Vance has said there was no sexual relationship with Brennan after 2001, when the pair briefly dated.
He says he has served as a “supporter” for Brennan, and that the two are “colleagues and friends.”
IN HER WORDS: The woman behind 2018 Vance allegation tells her story
Brennan has emphasized that she does not believe the military can solve the problem of sexual misconduct on its own, and that women must be able to speak openly about their experiences.
She is accompanied before the committee by retired lieutenant-general Christine Whitecross, who was Canada’s top female military officer until her retirement in December 2020. Whitecross served as the first female head of the NATO Defense College in Rome and has played a central role in the military’s efforts to roll out Operation Honour and initiatives to tackle sexual misconduct.
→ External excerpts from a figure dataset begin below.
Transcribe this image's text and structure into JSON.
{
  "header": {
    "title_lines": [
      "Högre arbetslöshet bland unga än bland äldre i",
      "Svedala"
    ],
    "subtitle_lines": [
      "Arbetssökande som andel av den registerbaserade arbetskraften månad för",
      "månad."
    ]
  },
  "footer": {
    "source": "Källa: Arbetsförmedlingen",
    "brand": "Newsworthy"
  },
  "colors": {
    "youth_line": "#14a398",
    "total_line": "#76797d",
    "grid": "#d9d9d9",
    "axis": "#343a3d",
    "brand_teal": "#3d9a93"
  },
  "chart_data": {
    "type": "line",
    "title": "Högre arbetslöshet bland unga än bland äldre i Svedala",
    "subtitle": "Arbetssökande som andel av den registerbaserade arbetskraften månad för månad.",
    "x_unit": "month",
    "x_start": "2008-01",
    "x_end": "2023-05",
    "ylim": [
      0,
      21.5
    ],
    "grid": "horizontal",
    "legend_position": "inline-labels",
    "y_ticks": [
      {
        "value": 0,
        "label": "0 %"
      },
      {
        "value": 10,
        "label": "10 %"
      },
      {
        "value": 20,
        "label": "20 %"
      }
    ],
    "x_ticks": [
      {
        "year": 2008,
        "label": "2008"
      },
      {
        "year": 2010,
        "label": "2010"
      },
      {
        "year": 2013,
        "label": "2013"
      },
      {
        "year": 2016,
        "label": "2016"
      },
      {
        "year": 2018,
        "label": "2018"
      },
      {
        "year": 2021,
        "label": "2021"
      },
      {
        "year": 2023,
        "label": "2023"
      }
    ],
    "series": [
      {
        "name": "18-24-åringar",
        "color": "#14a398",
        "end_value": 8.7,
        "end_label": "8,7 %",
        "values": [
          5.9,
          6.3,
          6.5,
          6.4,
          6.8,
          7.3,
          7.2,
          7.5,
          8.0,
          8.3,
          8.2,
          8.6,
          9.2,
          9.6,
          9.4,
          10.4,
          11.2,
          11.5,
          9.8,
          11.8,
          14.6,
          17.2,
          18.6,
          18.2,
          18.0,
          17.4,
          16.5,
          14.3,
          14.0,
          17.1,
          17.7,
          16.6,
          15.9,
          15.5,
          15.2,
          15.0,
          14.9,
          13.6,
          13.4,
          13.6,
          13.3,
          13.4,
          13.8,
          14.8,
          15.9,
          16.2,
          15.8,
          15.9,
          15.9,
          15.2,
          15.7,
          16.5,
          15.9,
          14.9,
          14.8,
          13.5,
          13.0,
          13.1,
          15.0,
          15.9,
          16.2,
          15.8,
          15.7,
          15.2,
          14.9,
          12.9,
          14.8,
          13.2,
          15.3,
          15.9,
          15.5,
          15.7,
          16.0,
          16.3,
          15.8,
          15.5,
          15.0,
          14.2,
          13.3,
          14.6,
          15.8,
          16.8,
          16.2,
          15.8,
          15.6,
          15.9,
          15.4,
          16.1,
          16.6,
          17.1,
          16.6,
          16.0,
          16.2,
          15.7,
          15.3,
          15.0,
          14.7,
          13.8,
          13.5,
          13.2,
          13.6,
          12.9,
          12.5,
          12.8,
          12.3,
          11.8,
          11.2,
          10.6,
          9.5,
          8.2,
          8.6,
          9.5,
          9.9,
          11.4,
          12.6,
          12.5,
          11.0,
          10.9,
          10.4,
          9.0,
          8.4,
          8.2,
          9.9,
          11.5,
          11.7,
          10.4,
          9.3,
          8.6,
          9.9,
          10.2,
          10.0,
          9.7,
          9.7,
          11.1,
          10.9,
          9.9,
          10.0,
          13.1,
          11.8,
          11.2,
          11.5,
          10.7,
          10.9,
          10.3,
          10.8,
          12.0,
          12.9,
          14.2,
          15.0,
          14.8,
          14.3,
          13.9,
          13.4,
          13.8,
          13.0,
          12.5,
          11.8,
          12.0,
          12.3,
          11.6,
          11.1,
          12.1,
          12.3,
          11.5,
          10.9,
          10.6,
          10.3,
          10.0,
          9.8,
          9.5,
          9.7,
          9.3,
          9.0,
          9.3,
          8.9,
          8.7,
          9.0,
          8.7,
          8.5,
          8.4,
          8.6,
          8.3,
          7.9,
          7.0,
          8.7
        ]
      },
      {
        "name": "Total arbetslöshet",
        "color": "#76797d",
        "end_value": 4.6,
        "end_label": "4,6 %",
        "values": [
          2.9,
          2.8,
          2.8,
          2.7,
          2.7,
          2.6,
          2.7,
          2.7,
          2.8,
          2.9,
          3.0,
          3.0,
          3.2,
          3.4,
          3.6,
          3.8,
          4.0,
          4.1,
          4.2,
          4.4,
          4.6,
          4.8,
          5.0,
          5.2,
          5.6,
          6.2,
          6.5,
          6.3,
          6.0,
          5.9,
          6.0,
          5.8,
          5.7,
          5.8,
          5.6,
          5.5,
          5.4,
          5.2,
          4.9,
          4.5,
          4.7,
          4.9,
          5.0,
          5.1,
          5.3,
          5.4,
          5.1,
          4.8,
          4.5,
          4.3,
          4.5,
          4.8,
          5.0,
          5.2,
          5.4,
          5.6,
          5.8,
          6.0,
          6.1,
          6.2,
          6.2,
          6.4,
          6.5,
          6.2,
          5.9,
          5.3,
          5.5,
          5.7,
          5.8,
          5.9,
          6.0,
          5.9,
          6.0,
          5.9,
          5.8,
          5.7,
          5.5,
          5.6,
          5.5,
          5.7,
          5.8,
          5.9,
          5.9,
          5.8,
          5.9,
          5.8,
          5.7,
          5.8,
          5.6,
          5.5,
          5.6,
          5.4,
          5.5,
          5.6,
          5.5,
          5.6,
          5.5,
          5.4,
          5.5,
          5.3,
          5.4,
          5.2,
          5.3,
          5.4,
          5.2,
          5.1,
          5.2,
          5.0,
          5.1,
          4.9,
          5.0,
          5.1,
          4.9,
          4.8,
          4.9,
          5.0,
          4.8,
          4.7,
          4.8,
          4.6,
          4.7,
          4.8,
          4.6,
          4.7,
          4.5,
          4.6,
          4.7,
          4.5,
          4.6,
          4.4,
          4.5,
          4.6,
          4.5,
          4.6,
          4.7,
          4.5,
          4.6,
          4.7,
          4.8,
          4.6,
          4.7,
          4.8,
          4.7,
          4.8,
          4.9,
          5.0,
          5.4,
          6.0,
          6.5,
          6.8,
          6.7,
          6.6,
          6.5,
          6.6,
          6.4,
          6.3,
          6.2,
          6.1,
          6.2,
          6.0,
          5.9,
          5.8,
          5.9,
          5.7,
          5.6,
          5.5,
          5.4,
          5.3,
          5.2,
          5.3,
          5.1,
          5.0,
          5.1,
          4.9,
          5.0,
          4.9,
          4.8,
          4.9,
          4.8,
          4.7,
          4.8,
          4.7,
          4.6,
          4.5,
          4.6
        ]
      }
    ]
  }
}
Their testimony comes as the government remains under heavy criticism for its handling of military misconduct and its lack of details on any plans for how to address the problem.
It has now been nearly three months since officials promised an independent review of the matter following Global News reporting on Feb. 2, and despite repeated promises from cabinet ministers that details are coming shortly on plans for change, none have emerged.
Prime Minister Justin Trudeau provided no further clarity when pressed on his government’s response by Global News on Wednesday night, saying the government has handled all allegations appropriately.
“We need to make sure we’re changing the culture of the military but we also need to make sure we’re providing resources,” he said, adding that those coming forward must receive support.
“This is something we’ve seen the military just not do well enough in the past.”
MPs from his party voted last week to shut down the defence committee probe into the allegations, which has heard damning testimony about the government’s failure to fully probe an allegation shared by the then-military ombudsman with the defence minister in 2018.
Harjit Sajjan has said he referred the allegation to the Privy Council Office, which promptly abandoned the probe when the ombudsman refused to share information requested by bureaucrats and which the complainant had asked be kept confidential.
In an interview with Global News, the woman behind the 2018 complaint said she went to the ombudsman specifically because she wanted to remain anonymous — and because she knew the complaint would be shared with Sajjan directly.
“My intent was never to make this public or widely known. It was for the minister to deal with at an appropriate time and perhaps reconsider how Operation Honour was commanded,” she said, describing the initiative as valuable and important.
“And when the time for decisions about, you know, extension of mandate for the chief of defence staff or future roles, that this could be factored into that decision making.
“I wanted it to be brought forward to an individual who reported direct to the minister, so the minister’s accountability could be reflected in that.”